EDITOR'S NOTEBOOK
The ruler adorning our cover this month suggests both the topic of Anne Laurent's story--performance measurement--and the consequences that might befall government managers who fail to measure up, so to speak, to the requirements of the Government Performance and Results Act. A rap on the knuckles for non-performers seems to be the message Republicans in Congress are sending about implementation of what they call the "Results Act."
This month we feature GPRA. Last month, activity-based costing and capital planning shared top billing. In April, an article titled "Buying Smarts,"
discussed sweeping changes in federal procurement. And last fall, articles titled "Get Wired" and "Technology Tamers" covered new mandates that program managers get involved in planning of information technology projects.
These articles share a common interest in congressional efforts to "reform" government processes. If readers know more about these reforms and the laws that undergird them, they will better be able to carry them out in good faith, we think.

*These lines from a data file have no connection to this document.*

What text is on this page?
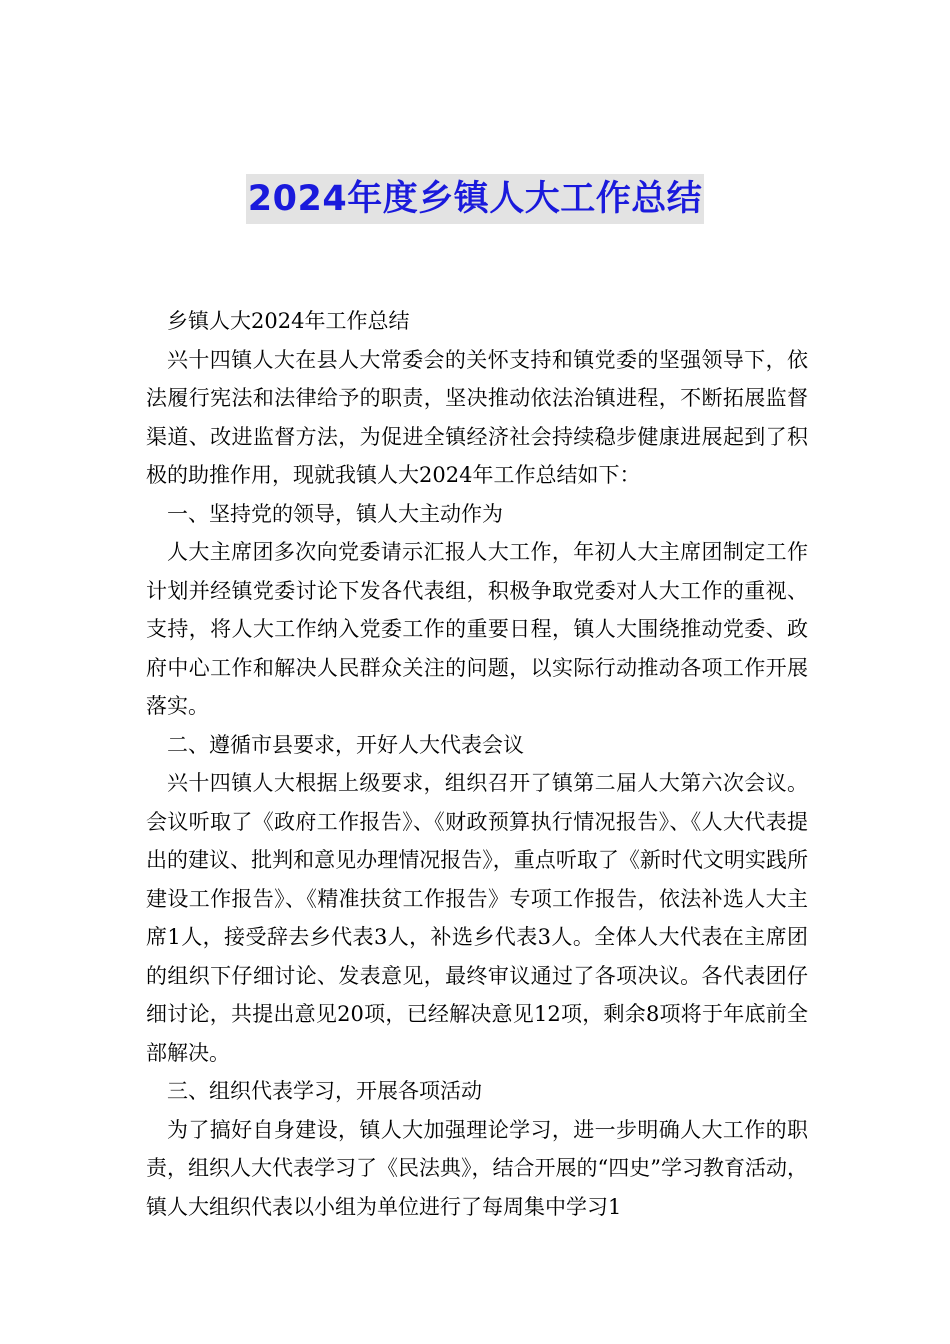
2024年度乡镇人大工作总结

乡镇人大2024年工作总结

兴十四镇人大在县人大常委会的关怀支持和镇党委的坚强领导下，依法履行宪法和法律给予的职责，坚决推动依法治镇进程，不断拓展监督渠道、改进监督方法，为促进全镇经济社会持续稳步健康进展起到了积极的助推作用，现就我镇人大2024年工作总结如下：

一、坚持党的领导，镇人大主动作为

人大主席团多次向党委请示汇报人大工作，年初人大主席团制定工作计划并经镇党委讨论下发各代表组，积极争取党委对人大工作的重视、支持，将人大工作纳入党委工作的重要日程，镇人大围绕推动党委、政府中心工作和解决人民群众关注的问题，以实际行动推动各项工作开展落实。

二、遵循市县要求，开好人大代表会议

兴十四镇人大根据上级要求，组织召开了镇第二届人大第六次会议。会议听取了《政府工作报告》、《财政预算执行情况报告》、《人大代表提出的建议、批判和意见办理情况报告》，重点听取了《新时代文明实践所建设工作报告》、《精准扶贫工作报告》专项工作报告，依法补选人大主席1人，接受辞去乡代表3人，补选乡代表3人。全体人大代表在主席团的组织下仔细讨论、发表意见，最终审议通过了各项决议。各代表团仔细讨论，共提出意见20项，已经解决意见12项，剩余8项将于年底前全部解决。

三、组织代表学习，开展各项活动

为了搞好自身建设，镇人大加强理论学习，进一步明确人大工作的职责，组织人大代表学习了《民法典》，结合开展的“四史”学习教育活动，镇人大组织代表以小组为单位进行了每周集中学习1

The law is the law. But in the business of reform not all laws are created equal. Some pursue strategies quite opposite of those pursued by others. Also, in the reform game, the whole does not equal the sum of its parts. More reform piled on the sediment of prior reform does not a shining castle build. Often it just adds to the muck. As public administration scholar Paul C. Light observes, there exists among political leaders a continuing consensus for reform when the reform most needed is less reform.

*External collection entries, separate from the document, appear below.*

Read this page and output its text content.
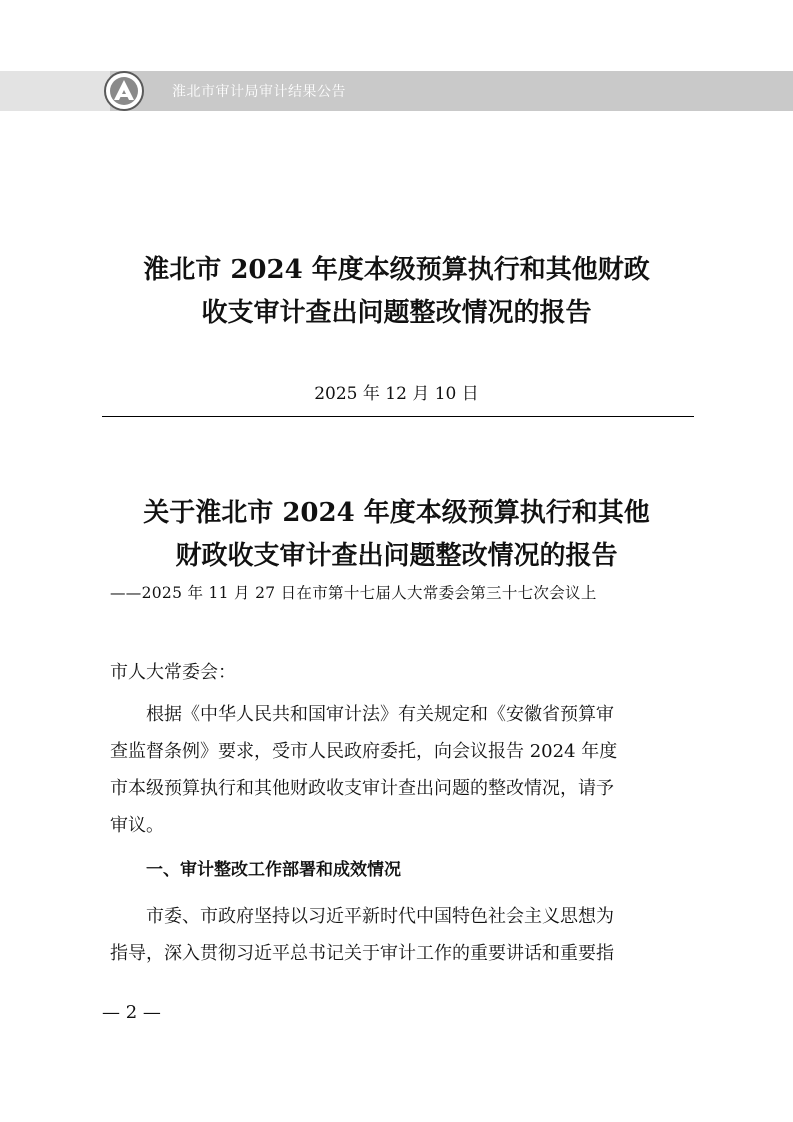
淮北市审计局审计结果公告
淮北市 2024 年度本级预算执行和其他财政
收支审计查出问题整改情况的报告
2025 年 12 月 10 日
关于淮北市 2024 年度本级预算执行和其他
财政收支审计查出问题整改情况的报告
——2025 年 11 月 27 日在市第十七届人大常委会第三十七次会议上
市人大常委会：
根据《中华人民共和国审计法》有关规定和《安徽省预算审
查监督条例》要求，受市人民政府委托，向会议报告 2024 年度
市本级预算执行和其他财政收支审计查出问题的整改情况，请予
审议。
一、审计整改工作部署和成效情况
市委、市政府坚持以习近平新时代中国特色社会主义思想为
指导，深入贯彻习近平总书记关于审计工作的重要讲话和重要指
— 2 —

In his new book, The Tides of Reform: Making Government Work, 1945-1995 (Yale
University Press), Light groups 141 reform statutes Congress has passed during the last half century into four categories of reform. The "scientific management" approach that prevailed early in the period put its belief in experts and bureaucratic hierarchies. The "liberation management" school, represented most recently by Vice President Al Gore's National Performance Review (NPR), wants to free line managers to manage. More ascendant now are two tides of reform more to Congress' liking: "watchful eye" and "war on waste." The former insists on oversight and disclosure of information, while the latter seeks a government that costs less (as does Gore's mixed-message NPR). Many of the recent laws emphasize reform in procedure-piling new procedures on top of old programs with little attention to whether the programs themselves are worth keeping.

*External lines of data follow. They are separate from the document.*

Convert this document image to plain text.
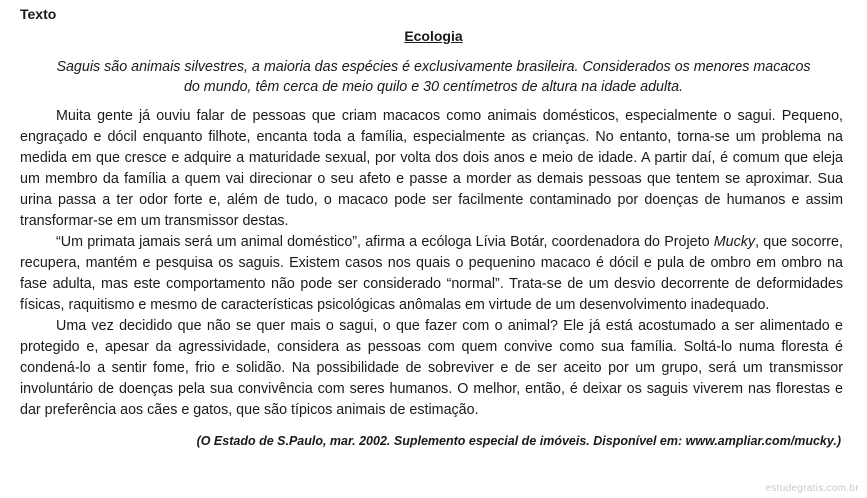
Texto
Ecologia
Saguis são animais silvestres, a maioria das espécies é exclusivamente brasileira. Considerados os menores macacos do mundo, têm cerca de meio quilo e 30 centímetros de altura na idade adulta.

Muita gente já ouviu falar de pessoas que criam macacos como animais domésticos, especialmente o sagui. Pequeno, engraçado e dócil enquanto filhote, encanta toda a família, especialmente as crianças. No entanto, torna-se um problema na medida em que cresce e adquire a maturidade sexual, por volta dos dois anos e meio de idade. A partir daí, é comum que eleja um membro da família a quem vai direcionar o seu afeto e passe a morder as demais pessoas que tentem se aproximar. Sua urina passa a ter odor forte e, além de tudo, o macaco pode ser facilmente contaminado por doenças de humanos e assim transformar-se em um transmissor destas.

“Um primata jamais será um animal doméstico”, afirma a ecóloga Lívia Botár, coordenadora do Projeto Mucky, que socorre, recupera, mantém e pesquisa os saguis. Existem casos nos quais o pequenino macaco é dócil e pula de ombro em ombro na fase adulta, mas este comportamento não pode ser considerado “normal”. Trata-se de um desvio decorrente de deformidades físicas, raquitismo e mesmo de características psicológicas anômalas em virtude de um desenvolvimento inadequado.

Uma vez decidido que não se quer mais o sagui, o que fazer com o animal? Ele já está acostumado a ser alimentado e protegido e, apesar da agressividade, considera as pessoas com quem convive como sua família. Soltá-lo numa floresta é condená-lo a sentir fome, frio e solidão. Na possibilidade de sobreviver e de ser aceito por um grupo, será um transmissor involuntário de doenças pela sua convivência com seres humanos. O melhor, então, é deixar os saguis viverem nas florestas e dar preferência aos cães e gatos, que são típicos animais de estimação.

(O Estado de S.Paulo, mar. 2002. Suplemento especial de imóveis. Disponível em: www.ampliar.com/mucky.)
estudegratis.com.br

Light argues that "we have precious little evidence that any of the 141 initiatives accomplished their lofty goals," in part because "the government has virtually no established baselines against which to measure success." GPRA may be different, since its purpose is to have agencies establish goals and measure performance. Certainly we can hope so, for the sake of the people in the agencies scrambling to complete strategic plans and performance plans by fall.
This month we welcome a new contributor to our pages: Frank Reeder on the subject of managing technology. Reeder's long career in the top ranks of federal management included service at the Office of Management and Budget overseeing acquisition and oversight of computers and telecommunications in the Executive Branch.